In NLP, the perplexity metric is a way to capture the degree of 'uncertainty' a model has in predicting(assigning probabilities to)some text. The lower the perplexity, the higher the probability hence the better the model. Related to [Shannon's entropy](https://en.wikipedia.org/wiki/Entropy_(information_theory))

In [41]:
def get_prob(model, w1, w2):
    assert model["unigram"][w2] != 0, "Out of Vocabulary word!"
    ## FILL CODE
    # Should return the probability of the bigram (w1w2) if it exists
    # Else it return the probility of unigram (w2) multiply by 0.4
    
    prob = model["bigram"][w1][w2]
    
    if prob == 0:
        prob = 0.4 * model["unigram"][w2]
    
    return prob

def perplexity(model, data):
    ## FILL CODE
    # follow the formula in the slides
    # call the function get_prob to get P(w2 | w1)
    T = 0
    log_sum = 0
    
    for sentence in data:
        prev_word = sentence[0]
        for word in sentence[1:]:
            log_sum += np.log(get_prob(model, prev_word, word))
            prev_word = word
        T+= len(sentence)
    perp = -(log_sum/T)
    return perp

In [42]:
# COMPUTE PERPLEXITY ON VALIDATION SET
print("The perplexity is", perplexity(model, valid_data))

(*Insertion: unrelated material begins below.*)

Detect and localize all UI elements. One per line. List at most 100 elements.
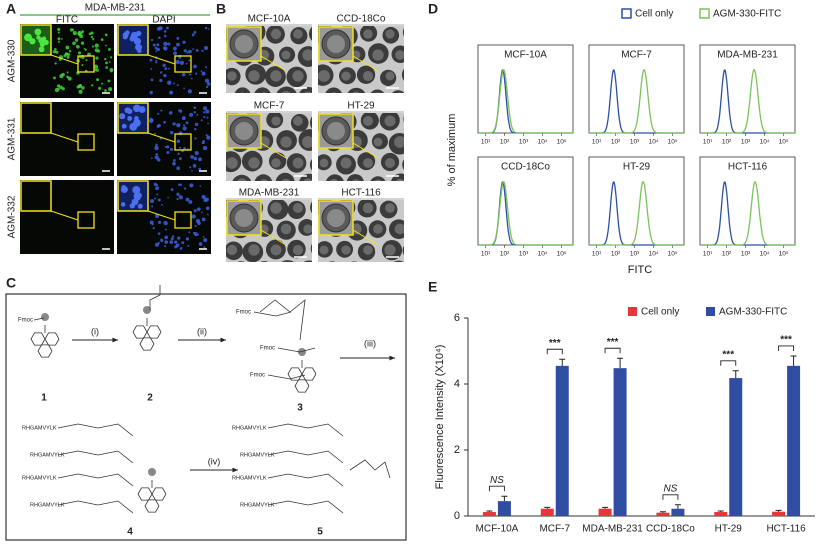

The perplexity is 3.238405910059498


In [43]:
def generate(model):
    sentence = ["<s>"]
    ## FILL CODE
    # generate a sentence. A sentence starts with a <s> and ends with a </s>
    # Possiblly a use function is:
    #   np.random.choice(x, 1, p = y)
    # where x is a list of things to sample from
    # and y is a list of probability (of the same length as x)
    p = sentence[0]
    bigram = model["bigram"]
    
    while True:
        p = np.random.choice(list(bigram[p].keys()), 1, p = list(bigram[p].values()))[0]
        sentence.append(p)
        
        if p == "</s>":break
    return sentence

In [44]:
# GENERATE A SENTENCE FROM THE MODEL

print("Generated sentence: ",generate(model))

Generated sentence:  ['<s>', 'tom', 'had', 'no', 'problem', '.', '</s>']